In 1989, the INL was designated as a Superfund cleanup site. In 1995, after court battles, an agreement was signed between the Department of Energy and the State of Idaho that there would be no shipments of commercial spent fuel to the INL until all existing waste had been dealt with. There were also limits set on shipment of other types of waste. All transuranic waste was to be removed by 2018. All high level waste and waste from spent nuclear fuel was to be removed by 2025. By 2013, no high level waste or spent nuclear fuel waste had been removed. Over forty tons of spent nuclear waste from government reactors was shipped in. Over forty tons of transuranic waste was shipped out. Court battles and waste cleanup and removal continued at the INL.
In order to speed up the removal of nuclear waste at the INL, in February of 2016, the Department of Energy awarded a new contract which combined two of the existing cleanup projects to Flour Idaho, LLC. The Idaho Treatment Group and CH2M-WG Idaho had been working on the two projects. Fluor spent three months learning about the operation from the two previous contractors. Operational responsibility for cleaning up the nuclear waste at the INL was officially transferred to Fluor Idaho on June 1st of this year. The five year contract with Fluor Idaho is worth about a billion and a half dollars.

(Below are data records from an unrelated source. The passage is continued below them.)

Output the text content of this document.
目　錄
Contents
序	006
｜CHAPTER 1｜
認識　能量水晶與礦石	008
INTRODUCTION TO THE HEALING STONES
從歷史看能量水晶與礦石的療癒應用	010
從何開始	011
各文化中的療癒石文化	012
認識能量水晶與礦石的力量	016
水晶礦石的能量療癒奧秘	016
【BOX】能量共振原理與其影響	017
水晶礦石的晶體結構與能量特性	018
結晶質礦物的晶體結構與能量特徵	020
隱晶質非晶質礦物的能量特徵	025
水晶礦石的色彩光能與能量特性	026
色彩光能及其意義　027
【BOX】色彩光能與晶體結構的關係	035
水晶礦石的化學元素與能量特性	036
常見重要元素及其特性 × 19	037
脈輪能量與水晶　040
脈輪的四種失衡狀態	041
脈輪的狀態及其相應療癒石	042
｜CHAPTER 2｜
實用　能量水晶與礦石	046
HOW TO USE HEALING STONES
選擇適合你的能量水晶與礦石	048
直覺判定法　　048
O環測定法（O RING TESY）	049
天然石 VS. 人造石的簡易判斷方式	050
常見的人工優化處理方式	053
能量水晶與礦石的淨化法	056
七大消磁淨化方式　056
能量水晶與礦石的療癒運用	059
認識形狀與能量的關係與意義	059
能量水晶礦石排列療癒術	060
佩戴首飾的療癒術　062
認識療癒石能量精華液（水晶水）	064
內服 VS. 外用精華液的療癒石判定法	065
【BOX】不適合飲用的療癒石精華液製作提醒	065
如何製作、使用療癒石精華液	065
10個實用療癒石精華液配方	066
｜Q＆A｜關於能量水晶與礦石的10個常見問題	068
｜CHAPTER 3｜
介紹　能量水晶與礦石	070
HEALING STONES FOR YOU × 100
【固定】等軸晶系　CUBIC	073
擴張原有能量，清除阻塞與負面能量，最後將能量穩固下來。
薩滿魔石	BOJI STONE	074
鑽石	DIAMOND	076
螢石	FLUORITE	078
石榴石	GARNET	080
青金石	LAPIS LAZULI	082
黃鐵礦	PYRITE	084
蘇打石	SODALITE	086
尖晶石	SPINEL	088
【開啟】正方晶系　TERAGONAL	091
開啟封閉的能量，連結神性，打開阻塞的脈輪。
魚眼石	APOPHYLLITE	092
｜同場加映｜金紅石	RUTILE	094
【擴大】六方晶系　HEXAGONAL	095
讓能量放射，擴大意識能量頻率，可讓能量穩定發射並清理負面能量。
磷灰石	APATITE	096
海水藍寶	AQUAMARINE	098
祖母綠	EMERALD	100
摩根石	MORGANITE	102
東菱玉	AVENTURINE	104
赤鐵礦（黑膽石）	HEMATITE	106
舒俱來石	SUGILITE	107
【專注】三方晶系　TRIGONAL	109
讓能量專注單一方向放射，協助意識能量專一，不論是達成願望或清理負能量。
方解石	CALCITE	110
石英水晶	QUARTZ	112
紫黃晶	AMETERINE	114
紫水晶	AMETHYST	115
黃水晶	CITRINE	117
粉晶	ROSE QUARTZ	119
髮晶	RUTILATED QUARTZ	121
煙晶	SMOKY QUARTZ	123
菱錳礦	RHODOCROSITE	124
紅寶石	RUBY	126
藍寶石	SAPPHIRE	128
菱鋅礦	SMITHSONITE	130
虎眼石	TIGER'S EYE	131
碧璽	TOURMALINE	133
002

Fluor hired most of the personnel who had worked for the two contractors that Fluor replaced. This had the benefit of keeping various working teams intact and permitted a continuity of operation. After a couple of days of transition, normal operations were resumed. Fluor has reported that although they have only been in control since June 1st, the productivity of the cleanup projects has already improved. Fluor has pledged that they would maintain a culture of transparency with respect to employee input about problems or ways to improve efficiency.
Fluor has pledge to follow a schedule for the retrieval and packaging of some nuclear waste that is currently buried in pits that is more ambitious than the waste disposal schedule mandated by Idaho and the U.S. Department of Energy. Fluor has plans to remove spent nuclear fuel rods from their current cooling pools and store them in dry casks.
One of the most difficult tasks facing Fluor is the treatment of almost a million gallons of liquid radioactive waste at the Integrated Waste Treatment Unit. The treatment of the liquid waste was supposed to be completed by 2012 but five years later the work is still not done because of many technical problems. Fluor has previously worked on similar systems in other states and has brought in an experienced team to work on the IWTU at INL.
Hopefully, Fluor will do better with the cleanup work at the INL than previous contractors. Time will tell.